BOJONEGORO (JATIM) SUARAPANCASILA.ID – Pemerintah Kabupaten (Pemkab) Bojonegoro memproyeksikan Anggaran Pendapatan dan Belanja Daerah (APBD) Tahun 2027 sebesar Rp5,1 triliun, dengan proyeksi belanja mencapai Rp4,9 triliun. Di tengah tren penurunan nilai APBD dalam beberapa tahun terakhir, pemerintah daerah menyiapkan strategi penguatan program prioritas dan optimalisasi kemandirian fiskal.
Langkah tersebut menjadi salah satu pembahasan dalam Rapat Badan Anggaran (Banggar) DPRD Kabupaten Bojonegoro bersama Tim Anggaran Pemerintah Daerah (TAPD) dan Organisasi Perangkat Daerah (OPD) mengenai Perubahan Rencana Kerja Pemerintah Daerah (RKPD) 2026 serta RKPD 2027 yang digelar pada Kamis (16/7/2026).
Kepala Badan Perencanaan Pembangunan Daerah (Bappeda) Kabupaten Bojonegoro, Helmy Elisabeth, menjelaskan bahwa penurunan kapasitas fiskal akibat berkurangnya dana transfer dari pemerintah pusat tidak mengubah arah pembangunan daerah. Pemkab tetap memprioritaskan program-program yang memberikan dampak langsung bagi masyarakat.
Menurut Helmy, terdapat lima fokus utama pembangunan Bojonegoro pada 2027, yakni penurunan angka kemiskinan, peningkatan Indeks Pembangunan Manusia (IPM), pertumbuhan ekonomi, penurunan Tingkat Pengangguran Terbuka (TPT), serta penguatan konektivitas wilayah dan penanganan kebencanaan. Seluruh program tersebut juga diselaraskan dengan prioritas Pemerintah Provinsi Jawa Timur dan agenda pembangunan nasional melalui Asta Cita.
Ia menambahkan, meskipun sektor pertambangan masih mengalami kontraksi sebesar 8,78 persen secara tahunan (year on year), sektor pertanian justru menunjukkan kinerja positif dengan pertumbuhan 11,38 persen pada Triwulan I Tahun 2026. Kondisi ini menjadi salah satu modal untuk menjaga pertumbuhan ekonomi daerah di tengah tantangan fiskal.
Pemkab Bojonegoro juga memastikan program-program pelayanan dasar tetap menjadi prioritas, terutama di bidang pendidikan, kesehatan, pembangunan infrastruktur, serta pengentasan kemiskinan. Pelaksanaan program tersebut akan terus dikawal agar manfaatnya benar-benar dirasakan masyarakat.
Dalam rancangan APBD 2027, pemerintah juga mengalokasikan sejumlah belanja wajib yang bersifat mengikat dan langsung menyentuh kebutuhan masyarakat.
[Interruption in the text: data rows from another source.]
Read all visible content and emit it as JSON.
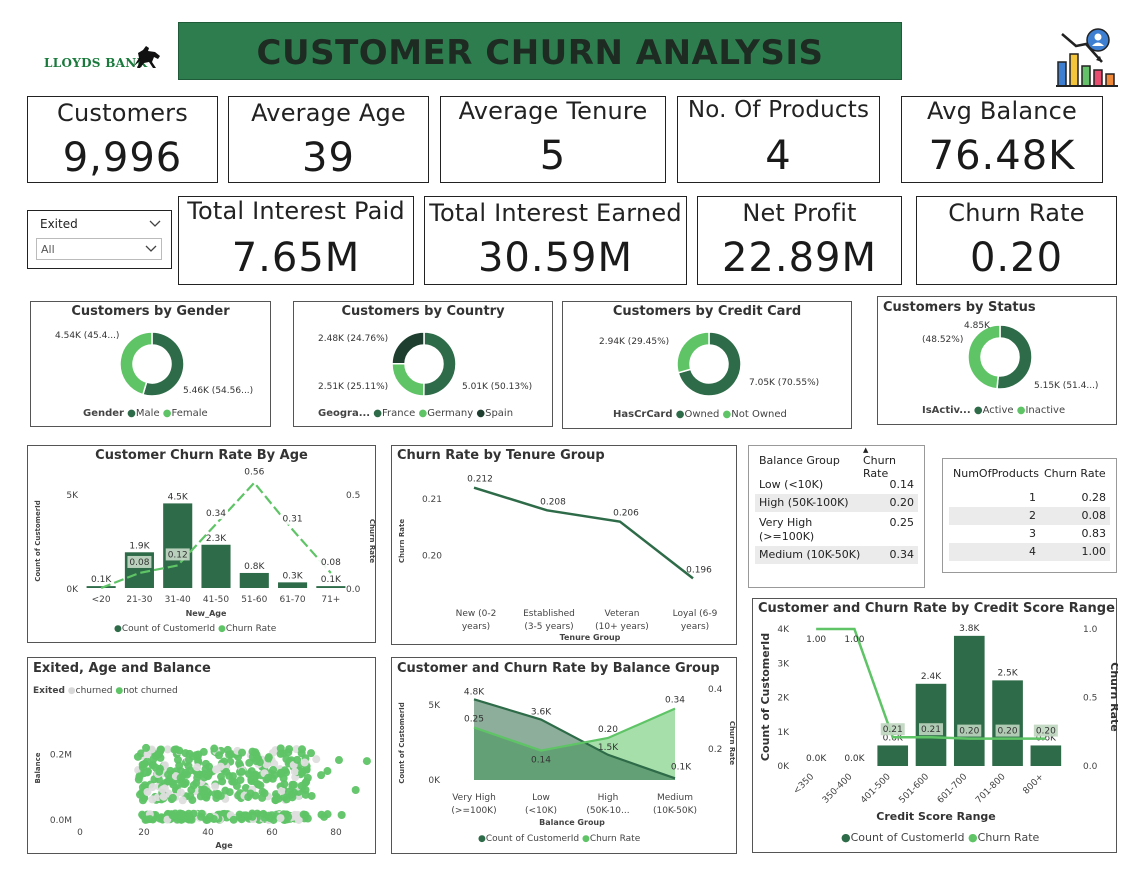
{
  "header": {
    "bank_name": "LLOYDS BANK",
    "title": "CUSTOMER CHURN ANALYSIS",
    "logo_icon": "horse-icon",
    "chart_icon": "churn-chart-icon",
    "brand_color": "#2e7d4f"
  },
  "kpis": {
    "customers": {
      "label": "Customers",
      "value": "9,996"
    },
    "average_age": {
      "label": "Average Age",
      "value": "39"
    },
    "average_tenure": {
      "label": "Average Tenure",
      "value": "5"
    },
    "no_of_products": {
      "label": "No. Of Products",
      "value": "4"
    },
    "avg_balance": {
      "label": "Avg Balance",
      "value": "76.48K"
    },
    "total_interest_paid": {
      "label": "Total Interest Paid",
      "value": "7.65M"
    },
    "total_interest_earned": {
      "label": "Total Interest Earned",
      "value": "30.59M"
    },
    "net_profit": {
      "label": "Net Profit",
      "value": "22.89M"
    },
    "churn_rate": {
      "label": "Churn Rate",
      "value": "0.20"
    }
  },
  "filter": {
    "label": "Exited",
    "value": "All"
  },
  "colors": {
    "dark": "#2e6b48",
    "light": "#5ec466",
    "darkest": "#1e3f2f",
    "grey": "#c8c8c8"
  },
  "donuts": [
    {
      "title": "Customers by Gender",
      "legend_title": "Gender",
      "legend": [
        "Male",
        "Female"
      ],
      "label_a": "4.54K (45.4...)",
      "label_b": "5.46K (54.56...)",
      "chart_data": {
        "type": "pie",
        "categories": [
          "Male",
          "Female"
        ],
        "values": [
          5460,
          4540
        ]
      }
    },
    {
      "title": "Customers by Country",
      "legend_title": "Geogra...",
      "legend": [
        "France",
        "Germany",
        "Spain"
      ],
      "label_a": "2.48K (24.76%)",
      "label_b": "2.51K (25.11%)",
      "label_c": "5.01K (50.13%)",
      "chart_data": {
        "type": "pie",
        "categories": [
          "France",
          "Germany",
          "Spain"
        ],
        "values": [
          5010,
          2510,
          2480
        ]
      }
    },
    {
      "title": "Customers by Credit Card",
      "legend_title": "HasCrCard",
      "legend": [
        "Owned",
        "Not Owned"
      ],
      "label_a": "2.94K (29.45%)",
      "label_b": "7.05K (70.55%)",
      "chart_data": {
        "type": "pie",
        "categories": [
          "Owned",
          "Not Owned"
        ],
        "values": [
          7050,
          2940
        ]
      }
    },
    {
      "title": "Customers by Status",
      "legend_title": "IsActiv...",
      "legend": [
        "Active",
        "Inactive"
      ],
      "label_a": "4.85K",
      "label_a2": "(48.52%)",
      "label_b": "5.15K (51.4...)",
      "chart_data": {
        "type": "pie",
        "categories": [
          "Active",
          "Inactive"
        ],
        "values": [
          5150,
          4850
        ]
      }
    }
  ],
  "age_chart": {
    "title": "Customer Churn Rate By Age",
    "ylabel": "Count of CustomerId",
    "y2label": "Churn Rate",
    "xlabel": "New_Age",
    "yticks": [
      "5K",
      "0K"
    ],
    "y2ticks": [
      "0.5",
      "0.0"
    ],
    "legend": [
      "Count of CustomerId",
      "Churn Rate"
    ],
    "chart_data": {
      "type": "bar",
      "categories": [
        "<20",
        "21-30",
        "31-40",
        "41-50",
        "51-60",
        "61-70",
        "71+"
      ],
      "series": [
        {
          "name": "Count of CustomerId",
          "values": [
            100,
            1900,
            4500,
            2300,
            800,
            300,
            100
          ],
          "labels": [
            "0.1K",
            "1.9K",
            "4.5K",
            "2.3K",
            "0.8K",
            "0.3K",
            "0.1K"
          ]
        },
        {
          "name": "Churn Rate",
          "values": [
            0.0,
            0.08,
            0.12,
            0.34,
            0.56,
            0.31,
            0.08
          ],
          "labels": [
            "",
            "0.08",
            "0.12",
            "0.34",
            "0.56",
            "0.31",
            "0.08"
          ]
        }
      ],
      "ylim": [
        0,
        5000
      ],
      "y2lim": [
        0,
        0.5
      ]
    }
  },
  "tenure_chart": {
    "title": "Churn Rate by Tenure Group",
    "ylabel": "Churn Rate",
    "xlabel": "Tenure Group",
    "yticks": [
      "0.21",
      "0.20"
    ],
    "xlabels": [
      [
        "New (0-2",
        "years)"
      ],
      [
        "Established",
        "(3-5 years)"
      ],
      [
        "Veteran",
        "(10+ years)"
      ],
      [
        "Loyal (6-9",
        "years)"
      ]
    ],
    "chart_data": {
      "type": "line",
      "categories": [
        "New (0-2 years)",
        "Established (3-5 years)",
        "Veteran (10+ years)",
        "Loyal (6-9 years)"
      ],
      "values": [
        0.212,
        0.208,
        0.206,
        0.196
      ],
      "labels": [
        "0.212",
        "0.208",
        "0.206",
        "0.196"
      ],
      "ylim": [
        0.195,
        0.213
      ]
    }
  },
  "balance_table": {
    "headers": [
      "Balance Group",
      "Churn Rate"
    ],
    "rows": [
      {
        "group": "Low (<10K)",
        "rate": "0.14"
      },
      {
        "group": "High (50K-100K)",
        "rate": "0.20"
      },
      {
        "group": "Very High",
        "group2": "(>=100K)",
        "rate": "0.25"
      },
      {
        "group": "Medium (10K-50K)",
        "rate": "0.34"
      }
    ]
  },
  "products_table": {
    "headers": [
      "NumOfProducts",
      "Churn Rate"
    ],
    "rows": [
      {
        "n": "1",
        "rate": "0.28"
      },
      {
        "n": "2",
        "rate": "0.08"
      },
      {
        "n": "3",
        "rate": "0.83"
      },
      {
        "n": "4",
        "rate": "1.00"
      }
    ]
  },
  "scatter_chart": {
    "title": "Exited, Age and Balance",
    "legend_title": "Exited",
    "legend": [
      "churned",
      "not churned"
    ],
    "ylabel": "Balance",
    "xlabel": "Age",
    "yticks": [
      "0.2M",
      "0.0M"
    ],
    "xticks": [
      "0",
      "20",
      "40",
      "60",
      "80"
    ],
    "chart_data": {
      "type": "scatter",
      "xlim": [
        0,
        90
      ],
      "ylim": [
        0,
        0.25
      ],
      "x_range_points": [
        18,
        92
      ],
      "y_range_points": [
        0,
        0.25
      ]
    }
  },
  "balance_chart": {
    "title": "Customer and Churn Rate by Balance Group",
    "ylabel": "Count of CustomerId",
    "y2label": "Churn Rate",
    "xlabel": "Balance Group",
    "yticks": [
      "5K",
      "0K"
    ],
    "y2ticks": [
      "0.4",
      "0.2"
    ],
    "xlabels": [
      [
        "Very High",
        "(>=100K)"
      ],
      [
        "Low",
        "(<10K)"
      ],
      [
        "High",
        "(50K-10..."
      ],
      [
        "Medium",
        "(10K-50K)"
      ]
    ],
    "legend": [
      "Count of CustomerId",
      "Churn Rate"
    ],
    "chart_data": {
      "type": "area",
      "categories": [
        "Very High (>=100K)",
        "Low (<10K)",
        "High (50K-100K)",
        "Medium (10K-50K)"
      ],
      "series": [
        {
          "name": "Count of CustomerId",
          "values": [
            4800,
            3600,
            1500,
            100
          ],
          "labels": [
            "4.8K",
            "3.6K",
            "1.5K",
            "0.1K"
          ]
        },
        {
          "name": "Churn Rate",
          "values": [
            0.25,
            0.14,
            0.2,
            0.34
          ],
          "labels": [
            "0.25",
            "0.14",
            "0.20",
            "0.34"
          ]
        }
      ],
      "ylim": [
        0,
        5000
      ],
      "y2lim": [
        0,
        0.4
      ]
    }
  },
  "credit_chart": {
    "title": "Customer and Churn Rate by Credit Score Range",
    "ylabel": "Count of CustomerId",
    "y2label": "Churn Rate",
    "xlabel": "Credit Score Range",
    "yticks": [
      "4K",
      "3K",
      "2K",
      "1K",
      "0K"
    ],
    "y2ticks": [
      "1.0",
      "0.5",
      "0.0"
    ],
    "legend": [
      "Count of CustomerId",
      "Churn Rate"
    ],
    "chart_data": {
      "type": "bar",
      "categories": [
        "<350",
        "350-400",
        "401-500",
        "501-600",
        "601-700",
        "701-800",
        "800+"
      ],
      "series": [
        {
          "name": "Count of CustomerId",
          "values": [
            0,
            0,
            600,
            2400,
            3800,
            2500,
            600
          ],
          "labels": [
            "0.0K",
            "0.0K",
            "0.6K",
            "2.4K",
            "3.8K",
            "2.5K",
            "0.6K"
          ]
        },
        {
          "name": "Churn Rate",
          "values": [
            1.0,
            1.0,
            0.21,
            0.21,
            0.2,
            0.2,
            0.2
          ],
          "labels": [
            "1.00",
            "1.00",
            "0.21",
            "0.21",
            "0.20",
            "0.20",
            "0.20"
          ]
        }
      ],
      "ylim": [
        0,
        4000
      ],
      "y2lim": [
        0,
        1.0
      ]
    }
  }
}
Di antaranya pembiayaan BPJS Ketenagakerjaan, Universal Health Coverage (UHC), serta berbagai program pengentasan kemiskinan seperti Program Gayatri, Domba Kesejahteraan, hingga beasiswa pendidikan.
Sebagai gambaran, postur APBD Kabupaten Bojonegoro terus mengalami penyesuaian dalam tiga tahun terakhir. Pada Tahun Anggaran 2024, APBD tercatat sebesar Rp8,2 triliun, kemudian turun menjadi Rp7,8 triliun pada 2025, dan kembali menurun menjadi Rp6,4 triliun pada 2026. Sementara untuk Tahun Anggaran 2027, APBD diproyeksikan sebesar Rp5,1 triliun dengan belanja daerah sekitar Rp4,9 triliun.
Meski ruang fiskal semakin terbatas, Pemkab Bojonegoro menegaskan komitmennya untuk menjaga kesinambungan pembangunan melalui pengelolaan anggaran yang lebih efektif, efisien, dan tepat sasaran sehingga tetap mampu meningkatkan kesejahteraan masyarakat.